In the online, social media centered business environment, learning the importance of SEO strategy is critical. It does not matter how good you think your idea is – if no one is searching for it then its probability of success is greatly diminished. It is much more important to find what consumers are demanding than to try to create demand that does not exist, at least from an SEO standpoint.

What is one business idea that you’re willing to give away to our readers?

That’s a difficult question to answer. I can’t think of anything specific at this moment in time.

What is the best $100 you recently spent? What and why?

I bought my wife her favorite bottle of wine and cooked her favorite dinner, well worth it.

What is one piece of software or a web service that helps you be productive?

Trello is a fantastic tool to use. Trello helps you to organize just about anything. It can be used individually or with teams. I can’t recommend Trello enough to help reduce stress, increase productivity, and help to increase control over your schedule.

What is the one book that you recommend our community should read and why?
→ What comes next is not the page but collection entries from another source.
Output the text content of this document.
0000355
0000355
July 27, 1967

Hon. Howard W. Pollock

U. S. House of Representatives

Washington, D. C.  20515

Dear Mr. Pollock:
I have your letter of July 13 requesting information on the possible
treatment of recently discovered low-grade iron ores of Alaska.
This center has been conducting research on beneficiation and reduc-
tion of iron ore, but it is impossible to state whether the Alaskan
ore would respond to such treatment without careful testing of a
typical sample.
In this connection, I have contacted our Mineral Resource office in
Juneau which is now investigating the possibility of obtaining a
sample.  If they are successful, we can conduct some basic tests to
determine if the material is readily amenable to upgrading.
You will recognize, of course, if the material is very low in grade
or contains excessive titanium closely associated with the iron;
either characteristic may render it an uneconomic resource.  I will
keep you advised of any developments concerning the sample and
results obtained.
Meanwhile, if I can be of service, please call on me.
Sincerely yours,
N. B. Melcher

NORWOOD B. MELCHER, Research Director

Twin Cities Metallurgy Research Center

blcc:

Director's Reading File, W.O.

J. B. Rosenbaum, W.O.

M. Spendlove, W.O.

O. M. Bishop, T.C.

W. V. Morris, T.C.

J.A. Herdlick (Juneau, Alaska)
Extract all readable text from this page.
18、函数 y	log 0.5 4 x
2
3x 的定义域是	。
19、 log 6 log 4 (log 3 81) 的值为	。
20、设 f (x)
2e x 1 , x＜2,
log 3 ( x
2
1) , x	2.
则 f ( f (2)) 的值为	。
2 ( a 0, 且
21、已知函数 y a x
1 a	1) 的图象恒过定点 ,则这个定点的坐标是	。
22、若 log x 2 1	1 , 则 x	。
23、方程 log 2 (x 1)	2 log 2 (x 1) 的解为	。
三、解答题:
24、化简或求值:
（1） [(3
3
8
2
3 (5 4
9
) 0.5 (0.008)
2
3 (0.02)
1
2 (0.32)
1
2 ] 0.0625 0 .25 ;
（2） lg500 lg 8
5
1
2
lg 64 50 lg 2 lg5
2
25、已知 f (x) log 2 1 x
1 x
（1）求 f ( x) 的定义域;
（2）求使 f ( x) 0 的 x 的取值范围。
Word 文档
Personally, I love to read. I don’t have one book that I would recommend. My recommendation is to read what you like. Turn the TV off and pick up a good book. It will stimulate your cognitive processes and foster creativity. You can read fiction, non-fiction, or anything that brings enjoyment. This is particularly valuable at night. When watching TV or looking at your smart phone your neurotransmitters and hormones become dysregulated. For example, melatonin is an important hormone that helps you sleep; however, is secreted far less when you are exposed to light, especially blue-wavelength light from technology. This leads to greatly reduced sleep quality and quantity, resulting in significantly diminished productivity the next day.

What is your favorite quote?

“Your future is yours to make, so make it a good one.” Doc Brown from Back to the Future.

Key Learnings:

• Learn about stress reactivity and how to manage it. It is not as simple to understand as the popular media reports.
• Manage your schedule. Do not let it manage you.
• Balance your life. Personal is just as important as professional. The human mind does not handle imbalance well. Attend to the whole picture of your life. This will lead to reduced stress, greater happiness, and more effective outcomes in all areas.
• Do not multitask. It is impossible for the logical functioning centers of the brain to process multiple tasks simultaneously. Do one thing at a time and do it well.